Polres Banjarbaru Sikat Jaringan Curanmor, Penadah Ikut Diamankan

BARANG BUKTI: Kapolres Banjarbaru, AKBP Pius X Febry Aceng Loda bersama Kasat Reskrim memeriksa barang bukti kejahatan curanmor - Foto Dok P. Silitonga 

BORNEOTREND.COM, KALSEL – Polres Banjarbaru berhasil mengamankan 14 pelaku pencurian kendaraan bermotor (curanmor) dalam pelaksanaan Operasi Jaran Intan 2026 yang digelar selama 12 hari. Penindakan tersebut dilakukan sebagai bagian dari upaya cipta kondisi guna menekan angka kriminalitas di wilayah Kota Banjarbaru.

Kapolres Banjarbaru AKBP Pius X Febry Aceng Loda mengatakan, operasi tersebut berhasil mengungkap empat target operasi kasus curanmor secara menyeluruh.
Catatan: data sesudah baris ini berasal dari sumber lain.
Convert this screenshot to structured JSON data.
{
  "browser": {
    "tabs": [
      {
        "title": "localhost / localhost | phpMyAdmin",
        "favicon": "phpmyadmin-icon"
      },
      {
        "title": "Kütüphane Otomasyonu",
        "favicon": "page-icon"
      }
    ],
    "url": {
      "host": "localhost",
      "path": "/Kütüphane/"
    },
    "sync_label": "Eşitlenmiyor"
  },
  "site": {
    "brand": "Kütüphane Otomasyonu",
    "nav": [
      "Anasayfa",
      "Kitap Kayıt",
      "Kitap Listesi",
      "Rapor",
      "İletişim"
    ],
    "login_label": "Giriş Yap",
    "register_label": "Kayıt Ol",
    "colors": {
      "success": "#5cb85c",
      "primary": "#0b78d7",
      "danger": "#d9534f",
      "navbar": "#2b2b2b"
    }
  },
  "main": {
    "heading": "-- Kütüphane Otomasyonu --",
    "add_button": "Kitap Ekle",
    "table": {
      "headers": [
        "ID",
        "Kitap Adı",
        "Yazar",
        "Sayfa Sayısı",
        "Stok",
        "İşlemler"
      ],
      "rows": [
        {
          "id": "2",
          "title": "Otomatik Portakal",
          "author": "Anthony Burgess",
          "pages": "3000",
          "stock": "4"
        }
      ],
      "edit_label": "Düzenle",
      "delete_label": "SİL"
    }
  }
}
“Dalam Operasi Jaran Intan ini, kami berhasil mengungkap empat target operasi kasus curanmor secara penuh,” ujarnya, Rabu (18/2/2026).

Sebanyak 14 tersangka kini diamankan dan ditahan di Mapolres Banjarbaru serta sejumlah polsek jajaran. Selain pelaku utama, polisi juga mengungkap keterlibatan penadah yang menerima hasil kejahatan tersebut.

"Dari hasil pengungkapan, sebanyak tujuh unit sepeda motor beserta beberapa surat bermotor juga berhasil diamankan. Salah satunya kendaraan baru merek Honda Stylo warna putih dengan nomor polisi DA 2804 LBW tahun 2025," katanya.

Kapolres mengungkapkan, sebagian besar kasus curanmor terjadi di wilayah hukum Polsek Liang Anggang. Berdasarkan data kepolisian, kawasan tersebut tergolong rawan karena memiliki wilayah yang cukup luas dengan tingkat mobilitas masyarakat yang tinggi.

“Wilayah Liang Anggang cukup luas dan masyarakatnya heterogen, sehingga potensi kejahatan juga relatif lebih tinggi,” jelasnya.

Lebih lanjut, ia memaparkan modus operandi para pelaku yang menyasar kendaraan terparkir di rumah-rumah sepi dan minim pengawasan kamera CCTV. Para tersangka memanfaatkan kelengahan pemilik kendaraan serta menggunakan kunci palsu untuk membobol stop kontak sepeda motor.

“Dari hasil analisa dari tim kami, jadi ada yang memang dia sendirian, ada yang mereka bekerja sama. Ada yang dia main tunggal, ada yang mungkin dua atau tiga orang,” ujarnya.

Atas perbuatannya, para tersangka dijerat dengan Pasal 477, Pasal 486, dan Pasal 591 dalam Kitab Undang-Undang Hukum Pidana (KUHP) baru.

"Kami mengimbau masyarakat untuk meningkatkan kewaspadaan dengan menggunakan kunci pengaman tambahan dan memarkir kendaraan di lokasi yang aman guna mencegah aksi pencurian," pungkasnya.